The principal of the middle/high school has become the director of school climate and culture at the elementary school, and the person who was in that position is now the interim principal of the middle/high school.
“As you know, we started this school year with many new staff members, including several new administrators. While the school year did not start as smoothly as we had hoped, the district appreciates the hard work and dedication of all our staff,” Superintendent Amy Brower wrote to parents and the community on Nov. 15.
“In analyzing the district’s needs, staff strengths, and what is best for students, we believe that some adjustments in leadership assignments will best serve the community and our students. The district believes that Ms. McCambly’s prior experience at the middle school/high school level will better serve Dillingham Middle/High School students and staff. The district also believes that Ms. Dillman’s administrative experience at the elementary school level would better fit at Dillingham Elementary School. We are pleased to announce that as of November 21, 2022, Ms. McCambly will be the Interim Principal at the middle/high school, and Ms. Dillman will take over the Director of School Climate and Culture duties at the elementary school.”

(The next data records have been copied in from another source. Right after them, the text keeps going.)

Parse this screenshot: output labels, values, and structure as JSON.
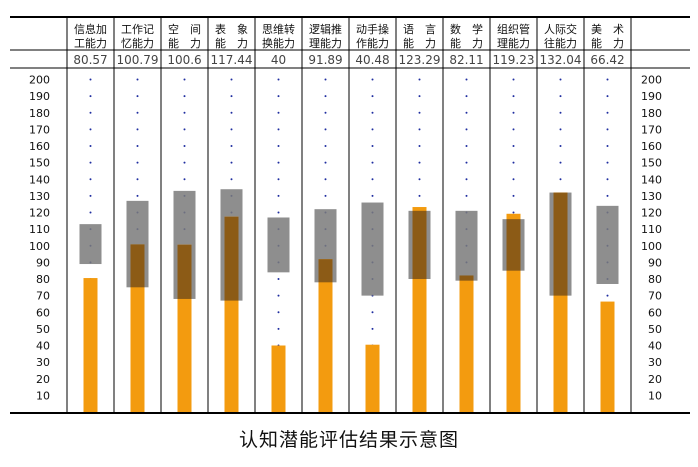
{
  "chart_data": {
    "type": "bar",
    "title": "认知潜能评估结果示意图",
    "ylim": [
      0,
      200
    ],
    "yticks": [
      10,
      20,
      30,
      40,
      50,
      60,
      70,
      80,
      90,
      100,
      110,
      120,
      130,
      140,
      150,
      160,
      170,
      180,
      190,
      200
    ],
    "categories": [
      {
        "line1": "信息加",
        "line2": "工能力"
      },
      {
        "line1": "工作记",
        "line2": "忆能力"
      },
      {
        "line1": "空　间",
        "line2": "能　力"
      },
      {
        "line1": "表　象",
        "line2": "能　力"
      },
      {
        "line1": "思维转",
        "line2": "换能力"
      },
      {
        "line1": "逻辑推",
        "line2": "理能力"
      },
      {
        "line1": "动手操",
        "line2": "作能力"
      },
      {
        "line1": "语　言",
        "line2": "能　力"
      },
      {
        "line1": "数　学",
        "line2": "能　力"
      },
      {
        "line1": "组织管",
        "line2": "理能力"
      },
      {
        "line1": "人际交",
        "line2": "往能力"
      },
      {
        "line1": "美　术",
        "line2": "能　力"
      }
    ],
    "value_labels": [
      "80.57",
      "100.79",
      "100.6",
      "117.44",
      "40",
      "91.89",
      "40.48",
      "123.29",
      "82.11",
      "119.23",
      "132.04",
      "66.42"
    ],
    "values": [
      80.57,
      100.79,
      100.6,
      117.44,
      40,
      91.89,
      40.48,
      123.29,
      82.11,
      119.23,
      132.04,
      66.42
    ],
    "ranges": [
      [
        89,
        113
      ],
      [
        75,
        127
      ],
      [
        68,
        133
      ],
      [
        67,
        134
      ],
      [
        84,
        117
      ],
      [
        78,
        122
      ],
      [
        70,
        126
      ],
      [
        80,
        121
      ],
      [
        79,
        121
      ],
      [
        85,
        116
      ],
      [
        70,
        132
      ],
      [
        77,
        124
      ]
    ],
    "colors": {
      "value_bar": "#f39b0f",
      "range_band": "#7a7a7a",
      "overlap": "#8c5b16",
      "dots": "#1f2ea0",
      "lines": "#000000"
    }
  }
}
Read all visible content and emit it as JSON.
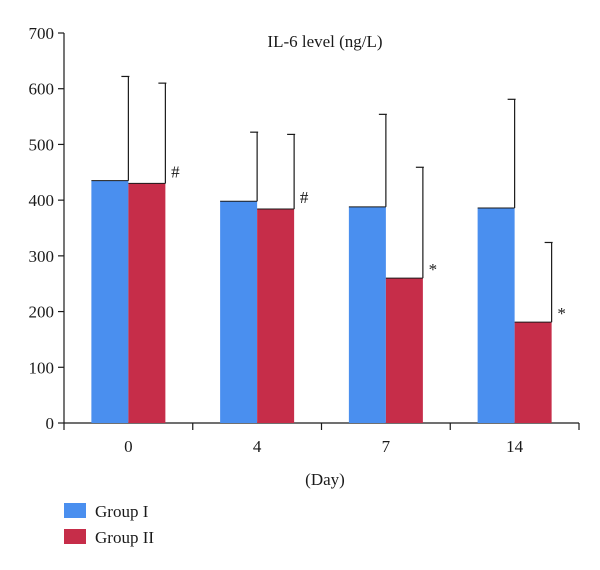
{
  "chart_data": {
    "type": "bar",
    "title": "IL-6 level (ng/L)",
    "xlabel": "(Day)",
    "ylabel": "",
    "ylim": [
      0,
      700
    ],
    "yticks": [
      0,
      100,
      200,
      300,
      400,
      500,
      600,
      700
    ],
    "categories": [
      "0",
      "4",
      "7",
      "14"
    ],
    "series": [
      {
        "name": "Group I",
        "color": "#4a8fef",
        "values": [
          435,
          398,
          388,
          386
        ],
        "error_upper": [
          622,
          522,
          554,
          581
        ],
        "marks": [
          "",
          "",
          "",
          ""
        ]
      },
      {
        "name": "Group II",
        "color": "#c62d49",
        "values": [
          430,
          384,
          260,
          181
        ],
        "error_upper": [
          610,
          518,
          459,
          324
        ],
        "marks": [
          "#",
          "#",
          "*",
          "*"
        ]
      }
    ],
    "legend": [
      "Group I",
      "Group II"
    ],
    "legend_position": "bottom-left",
    "grid": false
  }
}
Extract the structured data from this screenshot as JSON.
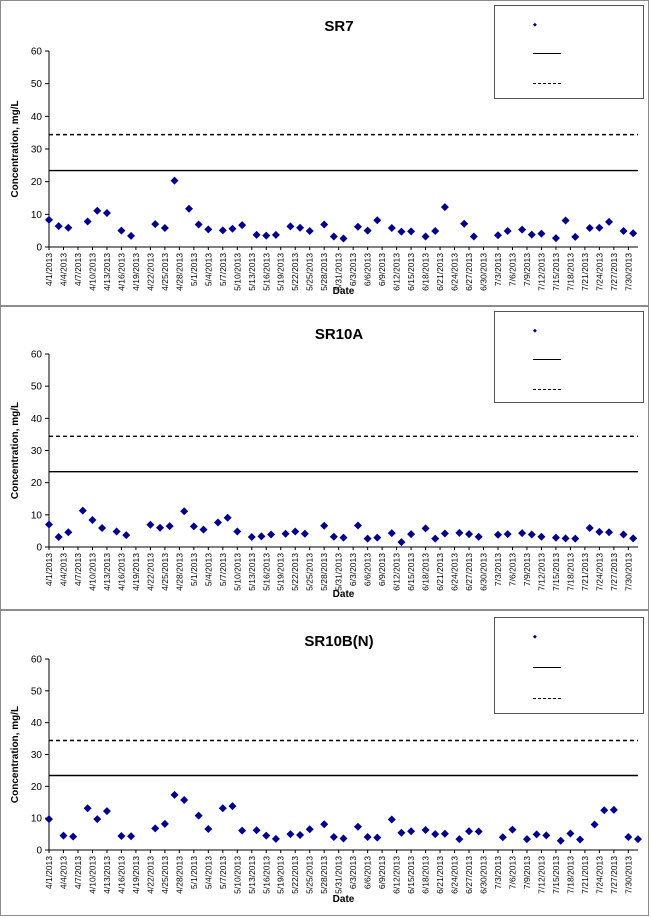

Megan McCambly, the recent director of climate and culture, was raised in Dillingham and has been with the Anchorage School District before returning home to Dillingham this year. She is the interim principal of the high school. Beth Dillman is director of climate and culture.
The Dillingham Schools are not exactly known as high performing schools and it’s unclear why an elementary school would need a director of school climate and culture. In other school districts around the country, that is code language for diversity and the director is in charge of setting and driving “a vision for productive and equitable school culture including systems, structures, routines, and traditions,” according to Indeed.com.
Another job board described the job as being “responsible building and maintaining systems that ensure a joyous and achievement-oriented school culture.”
Just 14% of Dillingham elementary school students tested advanced or proficient in English on the latest statewide test, Alaska System of Academic Readiness (AK STAR). Just 13.33% of those students tested advanced or proficient in math. 84.91% of the students needed support to get to a proficient level in English, and 86.67% of the students needed more help getting to a proficient level in math.
The elementary school has a teacher-student ratio of 10-1, and about 197 students.
The middle/high school scores are better. Some 19.67% of students are advanced or proficient in English, and 8.80% are advanced or proficient in math. 80.33% of students need support in approaching proficiency in English, and 91.20% need more support to approach proficiency in math. The graduation rate is about 70%
The school district’s mission statement is, “As part of the community, the Dillingham City School District will promote and lead a safe, supportive and equitable learning environment.” The district’s vision is to, “Inspire students to be culturally connected, active community members and motivated to fulfill their goals and dreams.”